Anchor papers (verify; mind their dates):
- arXiv:2310.10134 (CLIN, 2023)
- arXiv:2501.00663 (Titans, 2024)
- arXiv:2505.11711 (RL Finetunes Small Subnetworks, 2025)
- arXiv:2604.08756 (Artifacts as Memory Beyond the Agent Boundary, 2026)

Your task:
(1) RE-TEST EACH CONSTRAINT. For every finding above, assess whether newer models (e.g., o1, GPT-4o, Claude 4), improved memory architectures (hierarchical, retrieval-augmented, compositional), orchestration advances (multi-agent caching, persistent memory systems), or fresh evaluations have **relaxed or overturned** each limit.

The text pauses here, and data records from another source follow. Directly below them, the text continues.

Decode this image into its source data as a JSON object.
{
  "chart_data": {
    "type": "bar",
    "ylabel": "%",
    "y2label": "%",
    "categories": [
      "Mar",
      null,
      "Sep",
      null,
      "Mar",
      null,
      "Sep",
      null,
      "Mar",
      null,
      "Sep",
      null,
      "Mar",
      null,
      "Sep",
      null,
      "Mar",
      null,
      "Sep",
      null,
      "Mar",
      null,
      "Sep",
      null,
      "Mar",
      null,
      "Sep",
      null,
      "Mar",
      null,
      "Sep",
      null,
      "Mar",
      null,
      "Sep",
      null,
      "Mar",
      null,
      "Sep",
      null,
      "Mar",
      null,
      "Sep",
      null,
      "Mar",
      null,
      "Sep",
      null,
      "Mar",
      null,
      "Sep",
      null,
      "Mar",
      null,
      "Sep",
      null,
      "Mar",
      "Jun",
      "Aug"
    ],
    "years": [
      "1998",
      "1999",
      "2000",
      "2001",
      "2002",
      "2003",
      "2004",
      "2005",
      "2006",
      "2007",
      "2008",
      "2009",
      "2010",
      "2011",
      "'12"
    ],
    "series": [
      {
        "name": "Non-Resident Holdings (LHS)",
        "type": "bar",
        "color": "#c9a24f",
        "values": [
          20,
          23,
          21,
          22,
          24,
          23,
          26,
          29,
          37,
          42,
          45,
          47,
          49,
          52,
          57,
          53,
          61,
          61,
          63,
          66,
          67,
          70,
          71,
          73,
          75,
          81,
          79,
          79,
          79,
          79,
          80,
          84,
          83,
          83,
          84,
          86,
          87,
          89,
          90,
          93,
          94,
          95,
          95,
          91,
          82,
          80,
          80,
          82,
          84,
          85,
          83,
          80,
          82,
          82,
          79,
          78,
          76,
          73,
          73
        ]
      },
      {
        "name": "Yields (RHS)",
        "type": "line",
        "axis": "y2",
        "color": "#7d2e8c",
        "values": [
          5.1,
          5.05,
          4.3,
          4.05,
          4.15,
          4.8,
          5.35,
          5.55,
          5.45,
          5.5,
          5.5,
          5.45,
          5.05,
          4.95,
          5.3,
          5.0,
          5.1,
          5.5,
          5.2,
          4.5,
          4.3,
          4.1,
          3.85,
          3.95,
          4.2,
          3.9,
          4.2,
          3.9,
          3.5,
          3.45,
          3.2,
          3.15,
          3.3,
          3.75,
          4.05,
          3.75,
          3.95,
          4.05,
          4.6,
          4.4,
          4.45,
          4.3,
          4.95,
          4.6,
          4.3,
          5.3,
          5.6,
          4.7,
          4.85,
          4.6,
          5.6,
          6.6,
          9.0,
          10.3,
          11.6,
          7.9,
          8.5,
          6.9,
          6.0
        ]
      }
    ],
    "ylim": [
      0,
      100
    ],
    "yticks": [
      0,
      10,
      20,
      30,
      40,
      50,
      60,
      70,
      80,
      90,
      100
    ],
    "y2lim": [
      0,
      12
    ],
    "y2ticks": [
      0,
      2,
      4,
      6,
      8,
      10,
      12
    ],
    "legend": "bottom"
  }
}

Separate durable questions (e.g., *can frozen models' core capabilities be fundamentally extended without retraining?*) from perishable limits (e.g., *memory requires manual engineering*). Plainly name what has resolved constraints and where they still hold.
(2) Surface the strongest **contradicting or superseding work** from the last ~6 months that challenges the "memory substitutes for plasticity" thesis, or deepens it in unexpected ways.
(3) Propose **2 research questions** that assume the regime may have advanced: e.g., *Does continual fine-tuning of tiny auxiliary networks rival memory-drift in sample efficiency?* or *Can learned routing between memory and sparse weight updates beat hybrid design?*

Cite arXiv IDs; flag anything you cannot ground in a real paper.